Part III, titled “Reconstitutions: Of Belief and Justice”, explores Gandhi’s moral ontology of action, as it feels the impact of the pressures of mass politics and the way in which it mediates the sacrificial ethics after his encounter with Annihilation of Caste. This section also tries to understand Ambedkar’s struggle to formulate the conditions of autonomy and justice within the broad framework of a classical religion. In this period Ambedkar brought out two theologico-political works, The Buddha and His Dhamma and “Buddha or Karl Marx”, which is supposed to be his last public presentation before his death.

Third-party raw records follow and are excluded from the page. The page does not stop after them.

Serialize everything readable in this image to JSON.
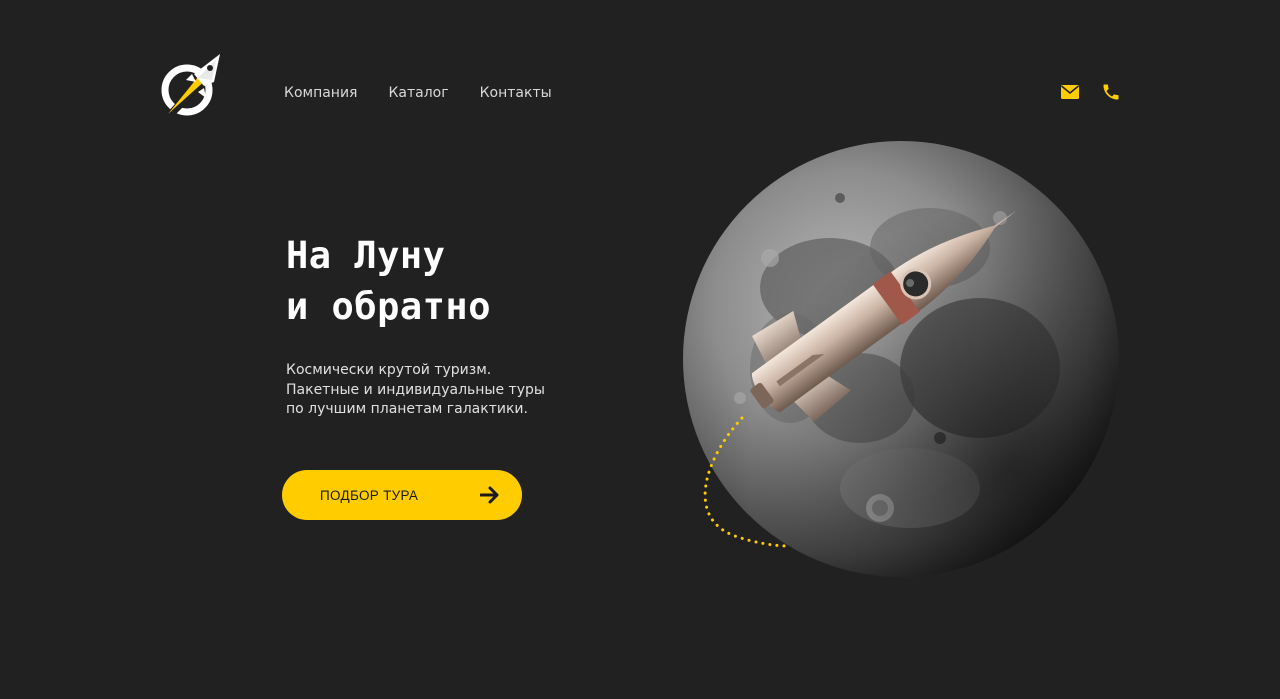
{
  "header": {
    "nav": [
      {
        "label": "Компания"
      },
      {
        "label": "Каталог"
      },
      {
        "label": "Контакты"
      }
    ],
    "icons": {
      "logo": "rocket-logo-icon",
      "mail": "mail-icon",
      "phone": "phone-icon"
    }
  },
  "hero": {
    "title_lines": [
      "На Луну",
      "и обратно"
    ],
    "description_lines": [
      "Космически крутой туризм.",
      "Пакетные и индивидуальные туры",
      "по лучшим планетам галактики."
    ],
    "cta_label": "ПОДБОР ТУРА",
    "cta_icon": "arrow-right-icon",
    "image": "moon-with-rocket"
  },
  "colors": {
    "background": "#212121",
    "accent": "#ffcc00",
    "text": "#ffffff",
    "nav_text": "#d8d8d8"
  }
}
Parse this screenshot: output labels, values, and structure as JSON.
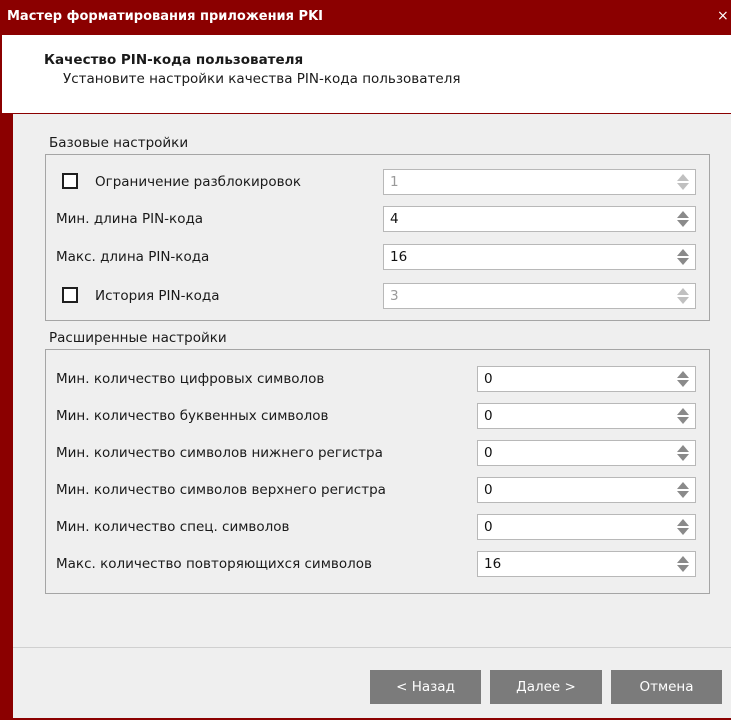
{
  "window": {
    "title": "Мастер форматирования приложения PKI",
    "close_glyph": "×"
  },
  "header": {
    "title": "Качество PIN-кода пользователя",
    "subtitle": "Установите настройки качества PIN-кода пользователя"
  },
  "basic": {
    "label": "Базовые настройки",
    "unlock_limit": {
      "label": "Ограничение разблокировок",
      "checked": false,
      "value": "1",
      "enabled": false
    },
    "min_length": {
      "label": "Мин. длина PIN-кода",
      "value": "4"
    },
    "max_length": {
      "label": "Макс. длина PIN-кода",
      "value": "16"
    },
    "history": {
      "label": "История PIN-кода",
      "checked": false,
      "value": "3",
      "enabled": false
    }
  },
  "advanced": {
    "label": "Расширенные настройки",
    "rows": [
      {
        "label": "Мин. количество цифровых символов",
        "value": "0"
      },
      {
        "label": "Мин. количество буквенных символов",
        "value": "0"
      },
      {
        "label": "Мин. количество символов нижнего регистра",
        "value": "0"
      },
      {
        "label": "Мин. количество символов верхнего регистра",
        "value": "0"
      },
      {
        "label": "Мин. количество спец. символов",
        "value": "0"
      },
      {
        "label": "Макс. количество повторяющихся символов",
        "value": "16"
      }
    ]
  },
  "buttons": {
    "back": "< Назад",
    "next": "Далее >",
    "cancel": "Отмена"
  },
  "colors": {
    "titlebar": "#8b0000",
    "button": "#7b7b7b",
    "panel": "#efefef"
  }
}
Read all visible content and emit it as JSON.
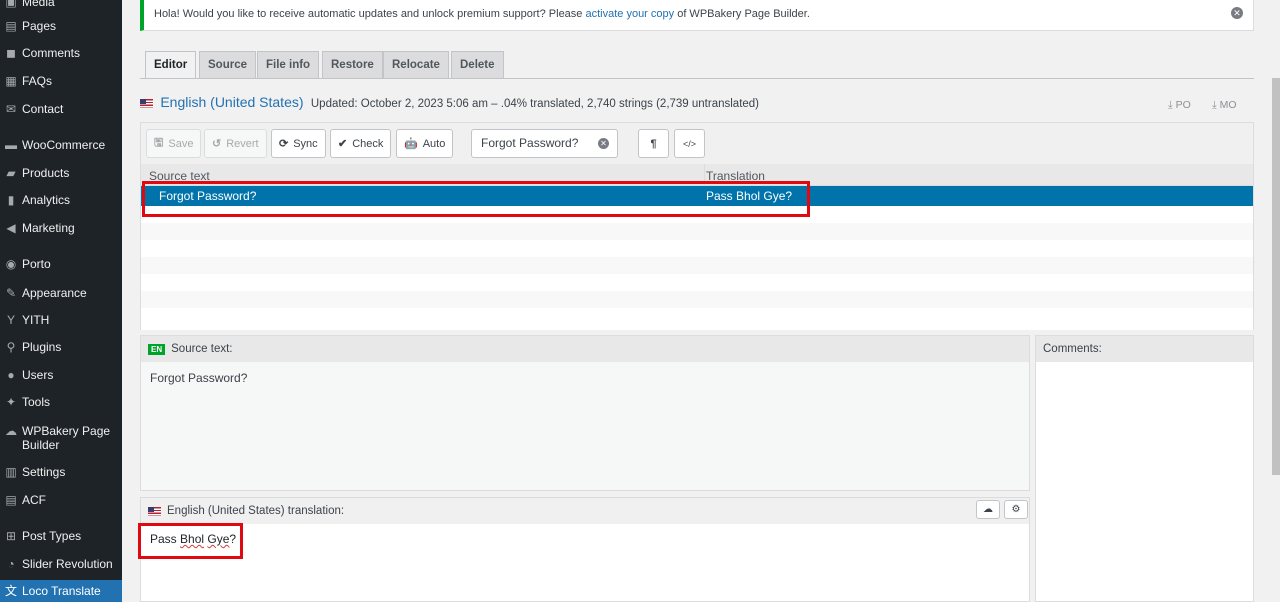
{
  "sidebar": {
    "items": [
      {
        "label": "Media",
        "icon": "media-icon"
      },
      {
        "label": "Pages",
        "icon": "pages-icon"
      },
      {
        "label": "Comments",
        "icon": "comments-icon"
      },
      {
        "label": "FAQs",
        "icon": "faqs-icon"
      },
      {
        "label": "Contact",
        "icon": "contact-icon"
      },
      {
        "label": "WooCommerce",
        "icon": "woocommerce-icon"
      },
      {
        "label": "Products",
        "icon": "products-icon"
      },
      {
        "label": "Analytics",
        "icon": "analytics-icon"
      },
      {
        "label": "Marketing",
        "icon": "marketing-icon"
      },
      {
        "label": "Porto",
        "icon": "porto-icon"
      },
      {
        "label": "Appearance",
        "icon": "appearance-icon"
      },
      {
        "label": "YITH",
        "icon": "yith-icon"
      },
      {
        "label": "Plugins",
        "icon": "plugins-icon"
      },
      {
        "label": "Users",
        "icon": "users-icon"
      },
      {
        "label": "Tools",
        "icon": "tools-icon"
      },
      {
        "label": "WPBakery Page",
        "label2": "Builder",
        "icon": "wpbakery-icon"
      },
      {
        "label": "Settings",
        "icon": "settings-icon"
      },
      {
        "label": "ACF",
        "icon": "acf-icon"
      },
      {
        "label": "Post Types",
        "icon": "post-types-icon"
      },
      {
        "label": "Slider Revolution",
        "icon": "slider-revolution-icon"
      },
      {
        "label": "Loco Translate",
        "icon": "loco-translate-icon",
        "active": true
      }
    ]
  },
  "notice": {
    "text_before": "Hola! Would you like to receive automatic updates and unlock premium support? Please",
    "link": "activate your copy",
    "text_after": "of WPBakery Page Builder."
  },
  "tabs": [
    "Editor",
    "Source",
    "File info",
    "Restore",
    "Relocate",
    "Delete"
  ],
  "locale": {
    "name": "English (United States)",
    "meta": "Updated: October 2, 2023 5:06 am – .04% translated, 2,740 strings (2,739 untranslated)",
    "download_po": "PO",
    "download_mo": "MO"
  },
  "toolbar": {
    "save": "Save",
    "revert": "Revert",
    "sync": "Sync",
    "check": "Check",
    "auto": "Auto",
    "search_value": "Forgot Password?",
    "pilcrow": "¶",
    "code": "</>"
  },
  "grid": {
    "headers": [
      "Source text",
      "Translation"
    ],
    "rows": [
      {
        "source": "Forgot Password?",
        "translation": "Pass Bhol Gye?"
      }
    ]
  },
  "source_panel": {
    "badge": "EN",
    "title": "Source text:",
    "text": "Forgot Password?"
  },
  "comments_panel": {
    "title": "Comments:"
  },
  "translation_panel": {
    "title": "English (United States) translation:",
    "word1": "Pass",
    "word2": "Bhol",
    "word3": "Gye",
    "suffix": "?"
  },
  "colors": {
    "sidebar_bg": "#1d2327",
    "active_blue": "#2271b1",
    "selected_row": "#0073aa",
    "highlight_red": "#e00912",
    "notice_green": "#00a32a"
  }
}
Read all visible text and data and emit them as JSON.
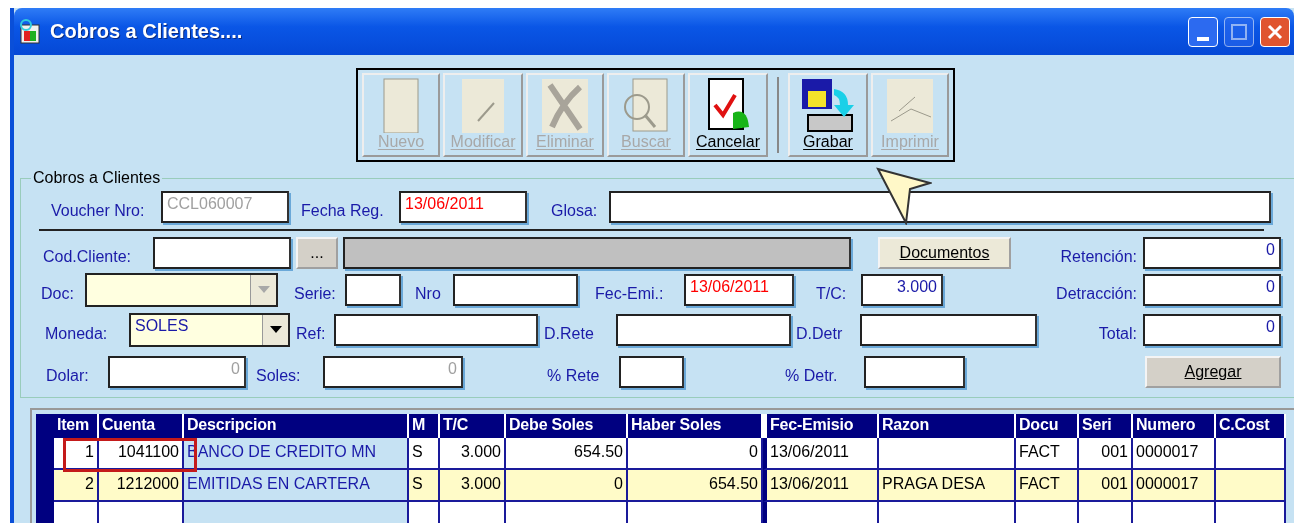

The book is an important read for students of Ambedkar and Gandhi, because it questions the prevalent common-sense understanding of both. Here Gandhi is no mere practitioner of non-violence and a leader of the people, but a ‘theorist’. It also challenges the established perception that Ambedkar was a mere constitutionalist, or a “theorist of social citizenship for the marginalized and oppressed”. The author argues that he “was a thinker of freedom in the most classical sense of the term”. In an interview he even goes further to say that Ambedkar was a “constitutionalist only because he [was] a revolutionary”.

As important is the way the author underlines a concern for majoritarianism in both Gandhi and Ambedkar. Gandhi makes explicit his concern for what is called the “Tyranny of Majority” in Hind Swaraj, where he says that the minority proves right in the long run. His final epic battle against majoritarian forces where he openly declared that he is ‘Muslim parast (partisan towards) in India and Hindu parast in Pakistan’ during the stormy days of Partition, was a reiteration of this spirit.

Ambedkar talks of two majorities — political majority and communal majority. His caution against democracy’s majoritarian and fascist impulses is well known: “There is a great need of some one with sufficient courage to tell Indians: Beware of Parliamentary Democracy, it is not the best product as it appears to be.” Ambedkar’s caution in November 1948 as he introduced the draft Constitution to the Constituent Assembly is equally well known.“It is for the majority to realise that its duty is not to discriminate against minorities. Whether minorities will continue or will vanish must depend upon this habit of the majority.”

In a society marked by social prejudices, violence and indifference, it is important to emphasize that the greatest threat to democracy comes not from alien invaders but the very majority that is integrated into democracy, which thinks that strength of numbers gives us the unimpeachable right to be right.